Furthermore, the growing amount of data being collected is also resulting in an increase in the number of cyber-attacks. According to a report by McAfee, there were 1.5 billion cyber-attacks in 2020, which is an increase of 20% from the previous year. This increase in cyber-attacks is a major challenge for businesses as they need to ensure that their data is protected from these attacks.

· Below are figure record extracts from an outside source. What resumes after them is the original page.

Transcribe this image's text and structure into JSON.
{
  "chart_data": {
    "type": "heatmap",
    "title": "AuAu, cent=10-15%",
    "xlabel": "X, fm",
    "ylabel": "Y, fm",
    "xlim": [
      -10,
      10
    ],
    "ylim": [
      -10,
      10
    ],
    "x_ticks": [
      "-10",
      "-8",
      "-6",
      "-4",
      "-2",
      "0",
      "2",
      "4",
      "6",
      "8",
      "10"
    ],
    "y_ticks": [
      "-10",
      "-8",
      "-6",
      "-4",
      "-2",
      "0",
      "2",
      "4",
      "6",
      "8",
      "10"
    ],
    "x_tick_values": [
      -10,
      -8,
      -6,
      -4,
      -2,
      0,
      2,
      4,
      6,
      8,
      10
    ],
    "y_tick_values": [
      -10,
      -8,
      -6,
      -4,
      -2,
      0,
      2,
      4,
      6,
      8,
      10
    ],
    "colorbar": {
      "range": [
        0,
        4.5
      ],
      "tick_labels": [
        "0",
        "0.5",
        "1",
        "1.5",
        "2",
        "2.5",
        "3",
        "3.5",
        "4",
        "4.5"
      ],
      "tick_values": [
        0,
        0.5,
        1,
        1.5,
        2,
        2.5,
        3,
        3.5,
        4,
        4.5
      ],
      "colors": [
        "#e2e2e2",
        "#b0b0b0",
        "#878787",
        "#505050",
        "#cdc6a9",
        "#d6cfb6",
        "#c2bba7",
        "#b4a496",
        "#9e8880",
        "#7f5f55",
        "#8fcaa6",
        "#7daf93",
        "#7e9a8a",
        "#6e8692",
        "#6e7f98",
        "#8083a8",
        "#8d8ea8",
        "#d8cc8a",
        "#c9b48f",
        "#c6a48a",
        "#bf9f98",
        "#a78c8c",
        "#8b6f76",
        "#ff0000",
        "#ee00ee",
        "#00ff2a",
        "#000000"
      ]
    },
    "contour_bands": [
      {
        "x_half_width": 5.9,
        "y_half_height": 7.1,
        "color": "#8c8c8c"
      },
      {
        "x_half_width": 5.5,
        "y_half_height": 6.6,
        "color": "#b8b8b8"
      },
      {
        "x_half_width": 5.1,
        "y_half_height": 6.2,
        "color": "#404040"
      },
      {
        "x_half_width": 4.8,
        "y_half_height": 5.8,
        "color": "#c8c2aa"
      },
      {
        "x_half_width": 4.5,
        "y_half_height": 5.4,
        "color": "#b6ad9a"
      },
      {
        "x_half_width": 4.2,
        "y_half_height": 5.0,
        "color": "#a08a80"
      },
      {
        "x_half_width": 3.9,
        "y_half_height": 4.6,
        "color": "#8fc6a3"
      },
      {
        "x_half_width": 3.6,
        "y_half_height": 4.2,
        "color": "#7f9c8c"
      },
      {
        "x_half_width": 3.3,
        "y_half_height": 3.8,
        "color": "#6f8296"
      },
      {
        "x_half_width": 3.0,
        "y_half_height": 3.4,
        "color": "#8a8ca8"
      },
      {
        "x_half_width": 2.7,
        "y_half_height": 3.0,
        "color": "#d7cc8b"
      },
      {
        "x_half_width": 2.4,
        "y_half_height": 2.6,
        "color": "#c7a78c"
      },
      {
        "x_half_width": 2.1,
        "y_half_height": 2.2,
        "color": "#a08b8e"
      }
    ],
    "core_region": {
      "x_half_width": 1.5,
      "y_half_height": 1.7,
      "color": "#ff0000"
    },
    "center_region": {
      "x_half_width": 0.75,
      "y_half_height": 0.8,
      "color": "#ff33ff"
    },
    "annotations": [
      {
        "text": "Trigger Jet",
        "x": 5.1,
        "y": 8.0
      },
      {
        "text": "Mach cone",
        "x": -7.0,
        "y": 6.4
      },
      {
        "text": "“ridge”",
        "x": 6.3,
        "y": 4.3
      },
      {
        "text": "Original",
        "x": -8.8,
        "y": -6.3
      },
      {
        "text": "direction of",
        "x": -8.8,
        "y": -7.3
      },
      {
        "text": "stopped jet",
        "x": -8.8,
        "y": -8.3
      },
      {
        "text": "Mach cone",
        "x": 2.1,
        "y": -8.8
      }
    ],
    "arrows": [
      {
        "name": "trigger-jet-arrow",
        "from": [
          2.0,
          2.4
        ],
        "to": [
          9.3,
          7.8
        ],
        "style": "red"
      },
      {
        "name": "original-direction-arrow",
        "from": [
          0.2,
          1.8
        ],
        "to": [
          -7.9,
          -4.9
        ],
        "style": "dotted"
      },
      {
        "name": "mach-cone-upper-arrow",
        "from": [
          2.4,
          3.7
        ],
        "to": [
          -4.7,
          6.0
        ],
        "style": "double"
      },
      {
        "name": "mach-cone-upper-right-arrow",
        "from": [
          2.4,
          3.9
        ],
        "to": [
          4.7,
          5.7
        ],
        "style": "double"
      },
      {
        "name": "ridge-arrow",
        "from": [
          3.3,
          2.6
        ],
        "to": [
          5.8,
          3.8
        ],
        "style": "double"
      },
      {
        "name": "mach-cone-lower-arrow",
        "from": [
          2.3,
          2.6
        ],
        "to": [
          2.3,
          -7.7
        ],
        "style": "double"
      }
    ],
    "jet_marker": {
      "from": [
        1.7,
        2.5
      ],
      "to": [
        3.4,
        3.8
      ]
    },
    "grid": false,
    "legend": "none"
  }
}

To overcome these challenges, businesses need to adopt a comprehensive approach to data privacy and security. This includes implementing data encryption, using secure networks, and implementing access controls. In addition, businesses need to ensure that their employees are trained on data privacy and security issues. They have a clear understanding of the regulations that they need to comply with.
In conclusion, data privacy and security are major concerns for businesses in the age of Big Data. The challenges of data privacy and security are multi-faceted and require a comprehensive approach. By adopting best practices for data privacy and security, businesses can ensure that their data is protected. Also, that they comply with the regulations that are in place.